Les généraux français Jean-Marie Lamberton et Maxime Briand auraient également été pendus pour leur rôle dans la guerre menée au Cameroun (1955-1964), lorsque les troupes françaises se sont rendues coupables d'une extrême cruauté envers les insurgés et les civils, commettant notamment des massacres et utilisant la décapitation comme arme psychologique, selon des rapports.

Mais, bien sûr, ils sont tous morts en héros, couverts de gloire et de médailles.

Il ne faut pas oublier que, à la fin de la guerre, les Français ont testé leur bombe nucléaire à Reggane, en Algérie, dans le désert du Sahara, le 13 février 1960, faisant ainsi de la France le quatrième pays au monde à posséder l'arme nucléaire. La France a refusé de signer le traité d'interdiction partielle des essais nucléaires de 1963. L'Algérie a obtenu son indépendance en 1962, mais la France lui a imposé un bail de cinq ans pour poursuivre ses essais nucléaires à Reggane, ce qu'elle a fait jusqu'en 1966. Elle a ensuite transféré ses essais vers les atolls de Fangataufa et Moruroa, dans l'océan Pacifique, où elle a mené 193 essais nucléaires au cours des trente années suivantes.

Alors que la France testait ses bombes atomiques à Reggane, Fanon écrivait dans Les Damnés de la terre : "Les sommes astronomiques investies dans la recherche militaire et le nombre d'ingénieurs convertis en spécialistes de la guerre nucléaire auraient pu, en quinze ans, élever de 60 % le niveau de vie des pays sous-développés". Bien qu'il évoque les essais en termes économiques, il aurait tout aussi bien pu les aborder sous l'angle de la menace politique : si les assassinats n'étaient pas efficaces, la France pouvait toujours recourir à la bombe atomique contre ses colonies rebelles.

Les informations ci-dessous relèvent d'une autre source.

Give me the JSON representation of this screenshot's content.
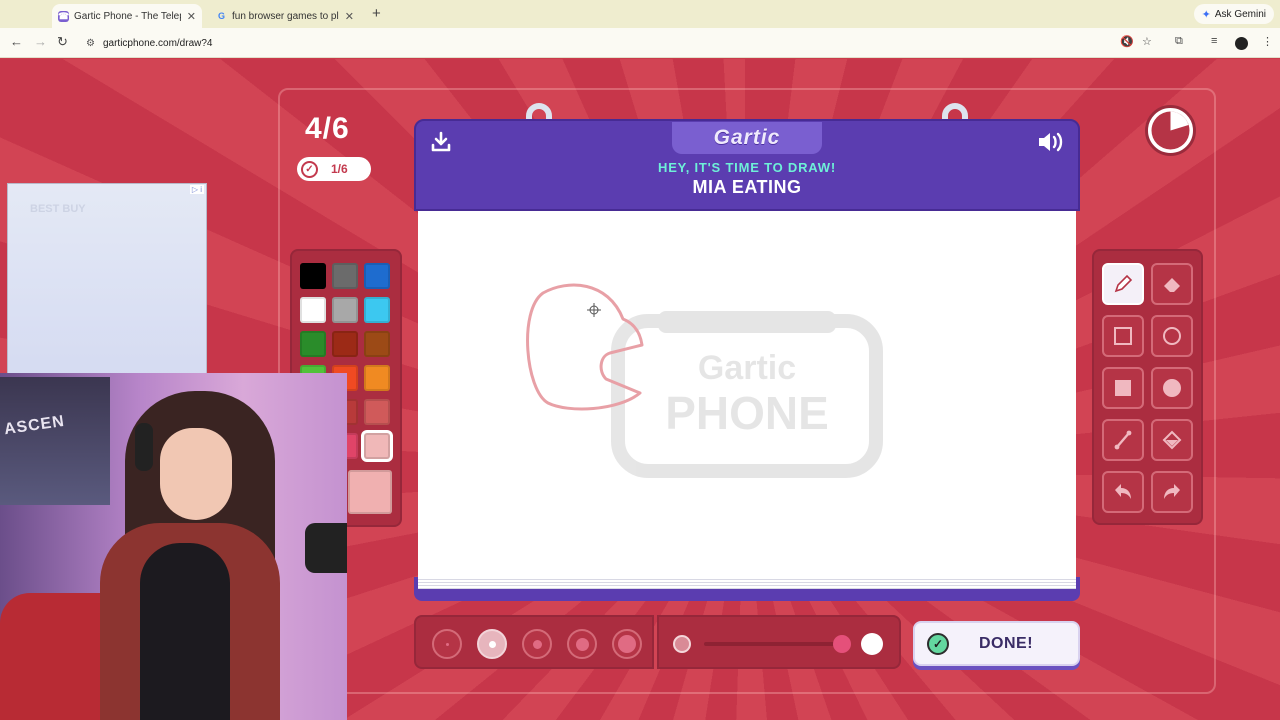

Fanon a rencontré Lumumba et Moumié au nom du gouvernement provisoire algérien lors de la Conférence des peuples africains de 1958 organisée par le Premier ministre ghanéen Kwame Nkrumah à Accra. Ils ont discuté de la nécessité des luttes de libération nationale, de la meilleure façon de se protéger contre la barbarie des forces impérialistes, et de la manière de progresser au-delà des tentacules de la structure néocoloniale. Fanon envisageait la création d'une Légion africaine, une force militaire de libération du continent composée d'Algériens et de leurs alliés. Dans ses notes prises lors de ces réunions, il a écrit à propos de la mort de Moumié :

"Une mort abstraite, frappant ainsi l'homme le plus réel, le plus vivant, le plus passionné. Félix se montrait toujours très enthousiaste. Il était offensif, fougueux, plein de colère, amoureux de son pays, et haïssait les lâches et les manipulateurs. Il était à la fois austère, intransigeant et incorruptible. Un concentré d'esprit révolutionnaire dans soixante kilos de muscles et d'os".

Ces phrases pourraient tout aussi bien s'appliquer à Fanon.

Le certificat officiel de décès de Fanon mentionne une pneumonie bronchique, mais ce n'est là que ce qui figure sur le document. Un agent de la CIA, C. Oliver Iselin, était présent lorsque Fanon est mort. Voilà ce que l'on sait.